The document also suggests that investors in the crypto industry could be enabled to claim dividends from the same with reasonable security policies such as pan card linkage and a minimum income.
Most importantly, BuyUCoin talks about the need for inclusion of cryptocurrencies in the Reserve Bank of India’s (RBI) Regulatory Sandbox. A regulatory sandbox is a scheme adopted in many countries to test emergent technologies with less stringent regulations and hence, the environment is more conducive for innovation.
Such an environment allows innovators to test their products and technologies, gain an understanding of their real-world implications and accordingly tweak their product before launching it on a larger scale.

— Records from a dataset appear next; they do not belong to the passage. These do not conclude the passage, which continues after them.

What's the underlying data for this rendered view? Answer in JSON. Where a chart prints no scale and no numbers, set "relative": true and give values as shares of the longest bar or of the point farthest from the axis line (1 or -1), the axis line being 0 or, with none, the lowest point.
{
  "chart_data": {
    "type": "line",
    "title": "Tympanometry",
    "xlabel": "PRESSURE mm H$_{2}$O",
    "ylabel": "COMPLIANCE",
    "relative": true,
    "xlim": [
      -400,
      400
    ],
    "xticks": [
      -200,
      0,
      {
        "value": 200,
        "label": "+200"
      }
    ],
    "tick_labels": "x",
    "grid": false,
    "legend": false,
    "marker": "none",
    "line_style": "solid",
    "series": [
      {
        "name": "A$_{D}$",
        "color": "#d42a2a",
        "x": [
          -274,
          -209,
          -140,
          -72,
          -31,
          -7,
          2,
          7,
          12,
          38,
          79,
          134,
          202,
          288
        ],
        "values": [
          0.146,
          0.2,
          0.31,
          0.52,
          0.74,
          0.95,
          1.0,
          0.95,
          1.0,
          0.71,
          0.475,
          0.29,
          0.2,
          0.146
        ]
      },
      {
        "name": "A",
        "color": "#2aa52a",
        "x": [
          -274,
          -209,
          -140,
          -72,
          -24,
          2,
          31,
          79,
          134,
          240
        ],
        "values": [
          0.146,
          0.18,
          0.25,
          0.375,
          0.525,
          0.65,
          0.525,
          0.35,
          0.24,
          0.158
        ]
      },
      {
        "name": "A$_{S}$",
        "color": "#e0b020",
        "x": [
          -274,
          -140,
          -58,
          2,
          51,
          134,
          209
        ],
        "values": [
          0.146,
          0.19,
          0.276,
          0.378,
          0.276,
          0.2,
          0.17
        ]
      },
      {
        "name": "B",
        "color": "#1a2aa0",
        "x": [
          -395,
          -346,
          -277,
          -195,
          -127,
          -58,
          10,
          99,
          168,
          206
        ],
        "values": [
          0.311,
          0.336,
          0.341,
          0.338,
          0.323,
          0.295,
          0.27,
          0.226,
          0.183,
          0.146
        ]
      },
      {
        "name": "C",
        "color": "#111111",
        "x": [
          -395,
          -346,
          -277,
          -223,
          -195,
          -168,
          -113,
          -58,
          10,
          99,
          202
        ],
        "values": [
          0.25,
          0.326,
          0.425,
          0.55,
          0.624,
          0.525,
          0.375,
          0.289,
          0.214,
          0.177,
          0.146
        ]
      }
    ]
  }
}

In 2018, the RBI constituted a regulatory sandbox for fintech innovations, but banned cryptocurrencies for the same. Crypto industry experts and stakeholders have been urging the government to allow cryptocurrencies to work within the sandbox, which is a virtual space.
One of the anticipated benefits of opening the RBI sandbox to crypto-led innovations is that it would help widen the government’s understanding of cryptocurrencies. By showing that there are more positive than negative use cases of cryptocurrencies in India, the industry might just be able to convince the government to bring in regulation for good.
Last month, Sagar Sarbhai, the head of regulatory relations at Ripple, a global payments company that utilises blockchain technology, also told Inc42 about the need for opening up the sandbox for crypto-based technologies on a case-by-case basis.
It is worth noting that BuyUCoin’s draft document has been prepared after numerous consultations with Indian crypto industry stakeholders. Inc42 has learnt that the India chapter of the Government Blockchain Association (GBA) has partnered with BuyUCoin, and would take the suggestions mentioned in the draft document to relevant government agencies in the country. The GBA is an international nonprofit association which promotes blockchain technology solutions to governments all over the world.
As for BuyUCoin, the crypto exchange won’t stop here. In a whitepaper, it has proposed the launch of a sandbox, where crypto-based technologies can be tested. The crypto exchange feels that an open-source sandbox API (application programming interface) holds the key to solving transactional anonymity and KYC/AML concerns of regulatory bodies, as these concerns have long been a thorn in the side of the crypto industry in India.
At the time of writing, Bitcoin was trading at $10,707, a 0.7% fall from last week’s price of $10,748. Its market cap was $198 Bn.
Ethereum was trading $345.91, registering a 3.39% decline from last week’s price of $357. Its market cap was $39 Bn.